Anche nel linguaggio comune usiamo la parola “mostro” in modo duplice: definiamo mostruoso un comportamento immorale, ma anche un record atletico o un risultato scientifico. E non a caso “freak out” diventa il motto di una generazione di ribelli che rifiutano i canoni normati e normalizzanti della società. Ogni controcultura è sempre figlia del mostruoso, così come ogni rivoluzione rivendica un termine originariamente ingiurioso come affermazione positiva di una diversità.

Siamo attratti dall’eccezionalità del mostruoso.
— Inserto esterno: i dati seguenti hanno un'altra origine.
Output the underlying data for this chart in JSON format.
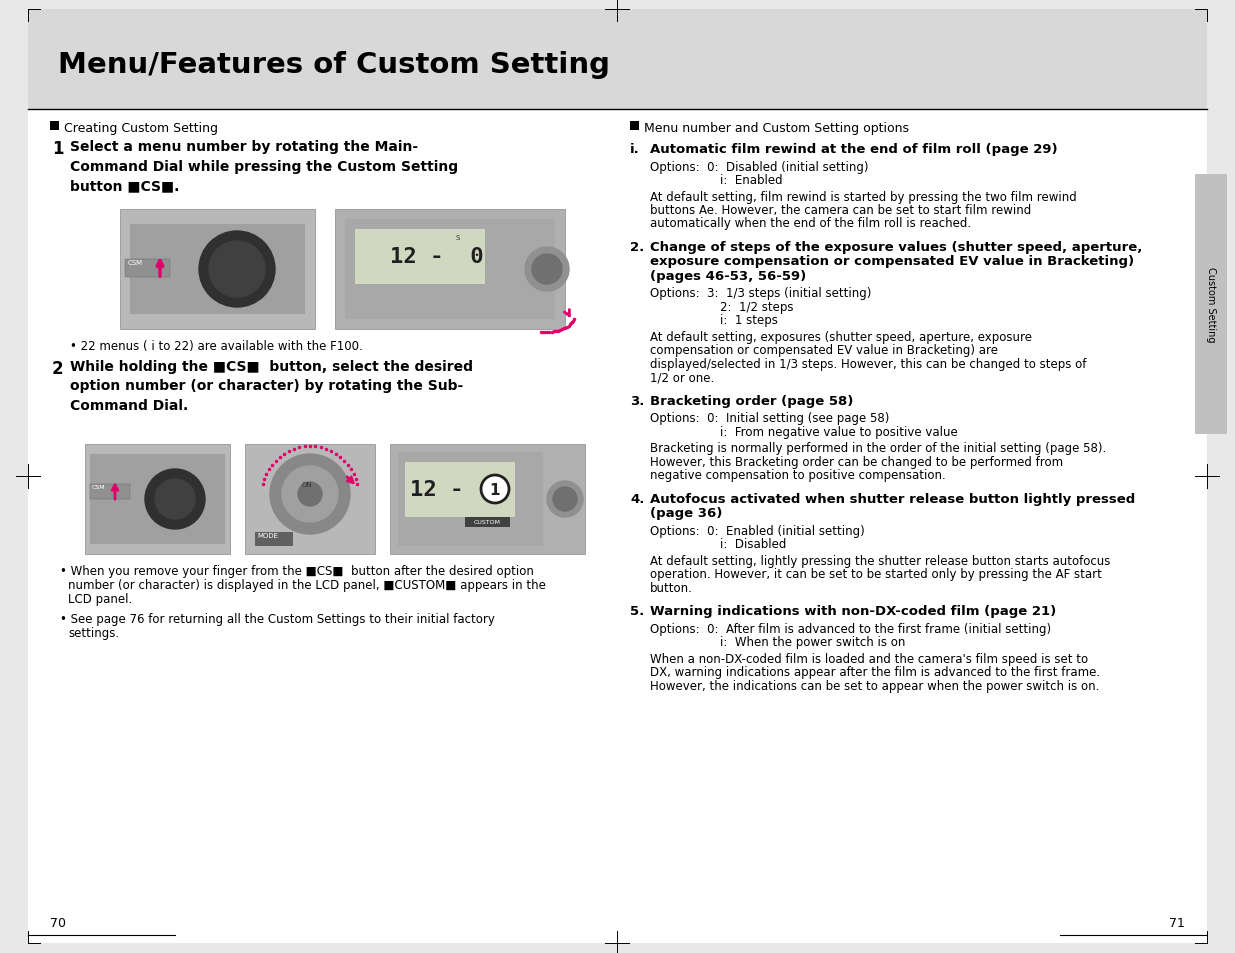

L’amore per i mostri svela il nostro desiderio di sfuggire alla tirannia della normalità. In un mondo che cerca di eliminare i mostri e di nascondere le anomalie, cerchiamo uno specchio per far risplendere non solo le nostre paure, ma anche i nostri desideri più oscuri e inconfessabili. Ci innamoriamo dei mostri perché grazie a loro superiamo il limite di ciò che ci è consentito. Attraverso il filtro delle creature mostruose dell’immaginario pop, evochiamo le forze caotiche che albergano nel nostro inconscio.  

“C’è una cosa che preferirei all’uccisione del Minotauro – dice il Teseo di Cortázar – essere il Minotauro”. L’eroe, schiacciato dalla responsabilità, vuole dismettere i panni che il suo ruolo gli impone. Ognuno di noi vuole sfuggire al destino che gli è stato assegnato e segretamente desidera essere il Minotauro, libero nella sua prigione. 

“C’è solo un mezzo per uccidere i mostri – risponde il Minotauro a Teseo, prima di offrirsi alla sua spada senza opporre resistenza – accettarli!”.